Sep 16, 2018 17:27 GMT  ·  By

According to undisclosed sources, Google has built a censored version of their search engine specifically designed to fit the requirements of the Chinese online search market reports The Intercept.

Dragonfly is the name of the censorship-powered search engine made by Google for China, an Android search engine which automatically assigns the user's search queries to their phone numbers, allowing the government to keep a very close eye on what each of their citizens is doing on the Internet.

“This is very problematic from a privacy point of view, because it would allow far more detailed tracking and profiling of people’s behavior. Linking searches to a phone number would make it much harder for people to avoid the kind of overreaching government surveillance that is pervasive in China,” said Human Rights Watch's Cynthia Wong.

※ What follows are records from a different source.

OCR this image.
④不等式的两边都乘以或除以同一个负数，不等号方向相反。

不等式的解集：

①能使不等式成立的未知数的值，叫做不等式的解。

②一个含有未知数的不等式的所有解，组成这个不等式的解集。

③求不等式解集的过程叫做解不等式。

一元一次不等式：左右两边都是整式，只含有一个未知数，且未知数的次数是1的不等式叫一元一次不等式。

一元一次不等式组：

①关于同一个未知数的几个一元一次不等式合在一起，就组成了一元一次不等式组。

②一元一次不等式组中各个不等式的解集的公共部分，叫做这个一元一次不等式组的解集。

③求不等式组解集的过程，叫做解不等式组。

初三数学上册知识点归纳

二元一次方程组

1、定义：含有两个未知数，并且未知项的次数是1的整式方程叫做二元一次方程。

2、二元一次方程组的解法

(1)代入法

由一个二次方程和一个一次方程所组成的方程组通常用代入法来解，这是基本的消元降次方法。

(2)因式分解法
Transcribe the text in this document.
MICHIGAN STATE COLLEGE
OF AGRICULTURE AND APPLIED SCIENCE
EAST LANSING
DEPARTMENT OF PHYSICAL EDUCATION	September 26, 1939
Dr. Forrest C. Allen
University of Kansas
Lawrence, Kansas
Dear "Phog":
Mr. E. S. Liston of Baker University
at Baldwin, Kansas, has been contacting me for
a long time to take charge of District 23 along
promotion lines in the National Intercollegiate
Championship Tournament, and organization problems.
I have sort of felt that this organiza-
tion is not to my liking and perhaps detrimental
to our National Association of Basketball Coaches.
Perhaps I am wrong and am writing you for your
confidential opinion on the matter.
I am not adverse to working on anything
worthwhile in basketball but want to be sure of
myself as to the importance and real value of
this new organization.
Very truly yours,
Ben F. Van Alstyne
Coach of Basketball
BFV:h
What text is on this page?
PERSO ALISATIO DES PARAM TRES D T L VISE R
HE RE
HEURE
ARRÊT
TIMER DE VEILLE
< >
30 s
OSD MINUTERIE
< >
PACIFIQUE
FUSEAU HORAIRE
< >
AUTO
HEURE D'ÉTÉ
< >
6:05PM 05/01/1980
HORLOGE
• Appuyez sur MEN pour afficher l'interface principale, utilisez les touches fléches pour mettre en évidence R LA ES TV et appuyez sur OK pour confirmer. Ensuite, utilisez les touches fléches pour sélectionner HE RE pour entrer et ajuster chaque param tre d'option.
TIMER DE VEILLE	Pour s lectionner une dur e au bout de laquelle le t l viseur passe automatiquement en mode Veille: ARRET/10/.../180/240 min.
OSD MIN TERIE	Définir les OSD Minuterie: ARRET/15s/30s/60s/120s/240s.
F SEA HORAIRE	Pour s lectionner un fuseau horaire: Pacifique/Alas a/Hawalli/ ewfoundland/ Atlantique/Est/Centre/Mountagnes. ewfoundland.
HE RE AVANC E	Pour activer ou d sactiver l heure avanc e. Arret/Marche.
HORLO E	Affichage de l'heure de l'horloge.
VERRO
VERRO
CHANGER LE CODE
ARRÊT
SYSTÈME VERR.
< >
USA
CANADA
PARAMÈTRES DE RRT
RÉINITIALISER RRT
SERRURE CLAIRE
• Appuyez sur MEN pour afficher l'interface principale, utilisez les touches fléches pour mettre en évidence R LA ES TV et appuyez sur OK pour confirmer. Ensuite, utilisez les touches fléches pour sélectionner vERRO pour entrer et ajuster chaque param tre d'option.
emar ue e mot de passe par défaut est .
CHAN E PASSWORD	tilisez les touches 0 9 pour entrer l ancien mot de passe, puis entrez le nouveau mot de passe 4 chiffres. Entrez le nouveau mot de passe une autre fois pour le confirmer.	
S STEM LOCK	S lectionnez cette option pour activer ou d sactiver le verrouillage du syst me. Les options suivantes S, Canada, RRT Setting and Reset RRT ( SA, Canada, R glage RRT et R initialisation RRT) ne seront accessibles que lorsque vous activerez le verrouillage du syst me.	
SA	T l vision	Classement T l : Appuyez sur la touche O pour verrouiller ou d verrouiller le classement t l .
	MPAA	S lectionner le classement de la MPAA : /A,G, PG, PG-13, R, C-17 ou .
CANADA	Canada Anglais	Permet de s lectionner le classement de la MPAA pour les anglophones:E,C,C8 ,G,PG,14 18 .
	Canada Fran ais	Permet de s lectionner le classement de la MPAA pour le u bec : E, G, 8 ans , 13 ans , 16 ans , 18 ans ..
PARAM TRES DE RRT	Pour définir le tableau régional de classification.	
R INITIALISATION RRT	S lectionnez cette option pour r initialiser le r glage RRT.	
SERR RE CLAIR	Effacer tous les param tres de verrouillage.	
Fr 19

Furthermore, the new search engine devised by Google to be their proverbial foot in the door on the Chinese online search market will also take heed of what the Chinese Communist Party considers "dangerous" content and wants to be removed.

The Dragonfly search engine also comes with a built-in database of blacklisted queries, reaching a wide array of areas but mostly focusing on Mandarin terms such as protest and human rights.

The censorship-powered Android search app was already advertised by Google's friendlier outlook on China

Even though being under fire for its new approach on how their rumored Android search engine approaches China's long-standing censorship rules and ambitions, Google refused to comment on their plans and their CEO Sundar Pichai declined to testify in front of the US Senate's Intelligence Committee.

The Dragonfly search engine for Android devices was already the subject of a leak saying that Google is preparing to launch it as its opportunity at a return to China after Google announced they were shutting down their google.cn search engine because they wanted to take a stance against China's heavy censorship.

Afterward, China's government gradually blocked all Google services operating in the country, starting with Gmail and ending up with Google's Maps, Translate, and Drive.

This latest development with Google showing a more friendly view of China's censorship comes as no surprise after Sundar Pichai's Chinese visit in December 2017, meeting Communist Party leader Wang Huning and subsequently, announcing the launch of a Beijing artificial intelligence research center.